Snake in the Eagle’s Shadow [蛇形刁手] (1978)
AKA Eagle’s Shadow; Eagle Claw’s, Snake’s Fist, Cat’s Paw; Snaky Monkey
Starring Jackie Chan, Hwang Jang-Lee, Simon Yuen Siu-Tin, Dean Shek Tin, Fung Hak-On, Tino Wong Cheung, Peter Chan Lung, Hsu Hsia, Charlie Chan Yiu-Lam, Roy Horan
Directed by Yuen Woo-Ping
Expectations: Very high.
Snake in the Eagle’s Shadow is one of the most important and most influential kung fu films of all time, not only giving Jackie Chan his breakthrough hit, but also introducing the world to a style of kung fu film that had never really been seen before. Shaolin Wooden Men may have gotten us closer to a true Jackie Chan film, but Snake in the Eagle’s Shadow is the real deal. Free of Lo Wei’s authoritarian control, Jackie and Yuen Woo-Ping craft an incredibly enjoyable kung fu romp. I don’t think it’s a perfect film, but the positive aspects are overwhelmingly great, so they easily overshadow whatever problems I had with the film.
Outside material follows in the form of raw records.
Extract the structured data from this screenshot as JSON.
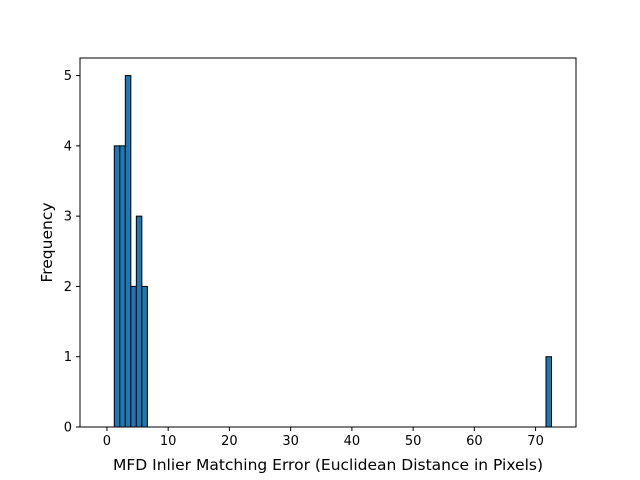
{
  "chart_data": {
    "type": "histogram",
    "xlabel": "MFD Inlier Matching Error (Euclidean Distance in Pixels)",
    "ylabel": "Frequency",
    "xlim": [
      -4.4,
      76.6
    ],
    "ylim": [
      0,
      5.25
    ],
    "xticks": [
      0,
      10,
      20,
      30,
      40,
      50,
      60,
      70
    ],
    "yticks": [
      0,
      1,
      2,
      3,
      4,
      5
    ],
    "bar_color": "#1f77b4",
    "edge_color": "#000000",
    "grid": false,
    "bins": [
      {
        "x0": 1.2,
        "x1": 2.1,
        "count": 4
      },
      {
        "x0": 2.1,
        "x1": 3.0,
        "count": 4
      },
      {
        "x0": 3.0,
        "x1": 3.9,
        "count": 5
      },
      {
        "x0": 3.9,
        "x1": 4.8,
        "count": 2
      },
      {
        "x0": 4.8,
        "x1": 5.7,
        "count": 3
      },
      {
        "x0": 5.7,
        "x1": 6.6,
        "count": 2
      },
      {
        "x0": 71.7,
        "x1": 72.6,
        "count": 1
      }
    ]
  }
}
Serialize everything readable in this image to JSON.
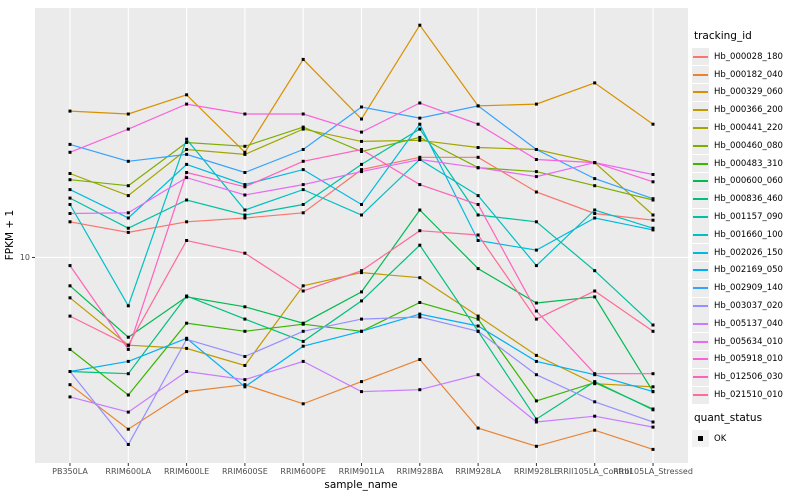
{
  "figure": {
    "background": "#FFFFFF",
    "panel_background": "#EBEBEB",
    "grid_color": "#FFFFFF",
    "axis_text_color": "#4D4D4D",
    "point_color": "#000000"
  },
  "axes": {
    "x_title": "sample_name",
    "y_title": "FPKM + 1",
    "y_tick_label": "10"
  },
  "legend": {
    "tracking_title": "tracking_id",
    "quant_title": "quant_status",
    "quant_items": [
      {
        "label": "OK"
      }
    ]
  },
  "chart_data": {
    "type": "line",
    "x_categories": [
      "PB350LA",
      "RRIM600LA",
      "RRIM600LE",
      "RRIM600SE",
      "RRIM600PE",
      "RRIM901LA",
      "RRIM928BA",
      "RRIM928LA",
      "RRIM928LE",
      "RRII105LA_Control",
      "RRII105LA_Stressed"
    ],
    "xlabel": "sample_name",
    "ylabel": "FPKM + 1",
    "yscale": "log10",
    "ylim": [
      1.5,
      100
    ],
    "y_ticks": [
      10
    ],
    "grid": "major",
    "legend_position": "right",
    "point_shape": "black-square",
    "series": [
      {
        "name": "Hb_000028_180",
        "color": "#F8766D",
        "values": [
          13.9,
          12.6,
          13.9,
          14.4,
          15.1,
          22.5,
          25.2,
          25.2,
          18.3,
          15.0,
          14.1
        ]
      },
      {
        "name": "Hb_000182_040",
        "color": "#EA8331",
        "values": [
          3.09,
          2.05,
          2.9,
          3.09,
          2.59,
          3.18,
          3.9,
          2.07,
          1.75,
          2.03,
          1.7
        ]
      },
      {
        "name": "Hb_000329_060",
        "color": "#D89000",
        "values": [
          38.6,
          37.6,
          44.9,
          26.4,
          62.2,
          35.9,
          85.3,
          40.5,
          41.2,
          50.1,
          34.2
        ]
      },
      {
        "name": "Hb_000366_200",
        "color": "#C09B00",
        "values": [
          6.89,
          4.45,
          4.32,
          3.69,
          7.7,
          8.7,
          8.3,
          5.82,
          4.05,
          3.12,
          3.03
        ]
      },
      {
        "name": "Hb_000441_220",
        "color": "#A3A500",
        "values": [
          21.7,
          17.7,
          27.1,
          25.9,
          32.7,
          29.2,
          29.5,
          27.6,
          27.1,
          24.0,
          14.8
        ]
      },
      {
        "name": "Hb_000460_080",
        "color": "#7CAE00",
        "values": [
          20.5,
          19.4,
          28.9,
          27.9,
          33.3,
          26.6,
          30.3,
          22.9,
          22.1,
          19.4,
          17.0
        ]
      },
      {
        "name": "Hb_000483_310",
        "color": "#39B600",
        "values": [
          4.28,
          2.81,
          5.45,
          5.06,
          5.4,
          5.06,
          6.6,
          5.66,
          2.66,
          3.15,
          2.47
        ]
      },
      {
        "name": "Hb_000600_060",
        "color": "#00BB4E",
        "values": [
          7.7,
          4.79,
          6.95,
          6.34,
          5.45,
          7.28,
          15.5,
          9.02,
          6.57,
          6.95,
          2.9
        ]
      },
      {
        "name": "Hb_000836_460",
        "color": "#00BF7D",
        "values": [
          3.49,
          3.42,
          7.01,
          5.66,
          4.61,
          6.7,
          11.2,
          5.06,
          2.25,
          3.18,
          2.45
        ]
      },
      {
        "name": "Hb_001157_090",
        "color": "#00C1A3",
        "values": [
          17.3,
          13.1,
          17.0,
          14.8,
          16.3,
          23.6,
          32.7,
          14.8,
          13.9,
          8.85,
          5.36
        ]
      },
      {
        "name": "Hb_001660_100",
        "color": "#00BFC4",
        "values": [
          16.3,
          6.4,
          29.8,
          15.5,
          18.7,
          14.8,
          24.7,
          17.7,
          9.28,
          15.5,
          13.1
        ]
      },
      {
        "name": "Hb_002026_150",
        "color": "#00BAE0",
        "values": [
          18.7,
          14.4,
          23.6,
          19.6,
          22.5,
          16.3,
          34.2,
          11.7,
          10.7,
          14.4,
          12.9
        ]
      },
      {
        "name": "Hb_002169_050",
        "color": "#00B0F6",
        "values": [
          3.49,
          3.83,
          4.74,
          3.03,
          4.41,
          5.06,
          5.93,
          5.31,
          3.83,
          3.39,
          2.9
        ]
      },
      {
        "name": "Hb_002909_140",
        "color": "#35A2FF",
        "values": [
          28.4,
          24.3,
          25.9,
          21.9,
          27.1,
          40.1,
          36.2,
          40.5,
          27.1,
          20.7,
          17.2
        ]
      },
      {
        "name": "Hb_003037_020",
        "color": "#9590FF",
        "values": [
          3.49,
          1.78,
          4.7,
          4.01,
          5.06,
          5.66,
          5.77,
          5.06,
          3.39,
          2.64,
          2.19
        ]
      },
      {
        "name": "Hb_005137_040",
        "color": "#C77CFF",
        "values": [
          2.76,
          2.4,
          3.49,
          3.24,
          3.83,
          2.9,
          2.95,
          3.39,
          2.19,
          2.31,
          2.09
        ]
      },
      {
        "name": "Hb_005634_010",
        "color": "#E76BF3",
        "values": [
          15.0,
          15.1,
          20.9,
          17.8,
          19.6,
          22.1,
          24.7,
          22.9,
          21.1,
          24.0,
          21.5
        ]
      },
      {
        "name": "Hb_005918_010",
        "color": "#FA62DB",
        "values": [
          26.4,
          32.7,
          41.2,
          37.6,
          37.6,
          31.8,
          41.6,
          34.2,
          24.7,
          24.0,
          20.1
        ]
      },
      {
        "name": "Hb_012506_030",
        "color": "#FF62BC",
        "values": [
          9.28,
          4.28,
          21.9,
          19.2,
          24.3,
          27.1,
          19.6,
          16.3,
          6.1,
          3.42,
          3.42
        ]
      },
      {
        "name": "Hb_021510_010",
        "color": "#FF6A98",
        "values": [
          5.82,
          4.45,
          11.7,
          10.4,
          7.34,
          8.85,
          12.8,
          12.3,
          5.66,
          7.34,
          5.06
        ]
      }
    ]
  }
}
Snake in the Eagle’s Shadow is the story of the struggle between the evil Eagle’s Claw clan and their systematic murder of every practitioner of the Snake Fist style, but it’s also the story of a young man named Chien Fu (Jackie Chan). He’s a lowly kid that scrubs the floors of his martial arts school, without reward and without ambition to do much else. The current masters taunt him by purposefully stepping in chalk and tracking it all around the dojo, making him work needlessly. But when he befriends an old beggar (Simon Yuen), his life is forever changed as he learns Snake Fist style from the old man. Given the tools to make something of himself, Chien Fu — and Jackie Chan himself — rises to the occasion and shows us all what he’s truly capable of.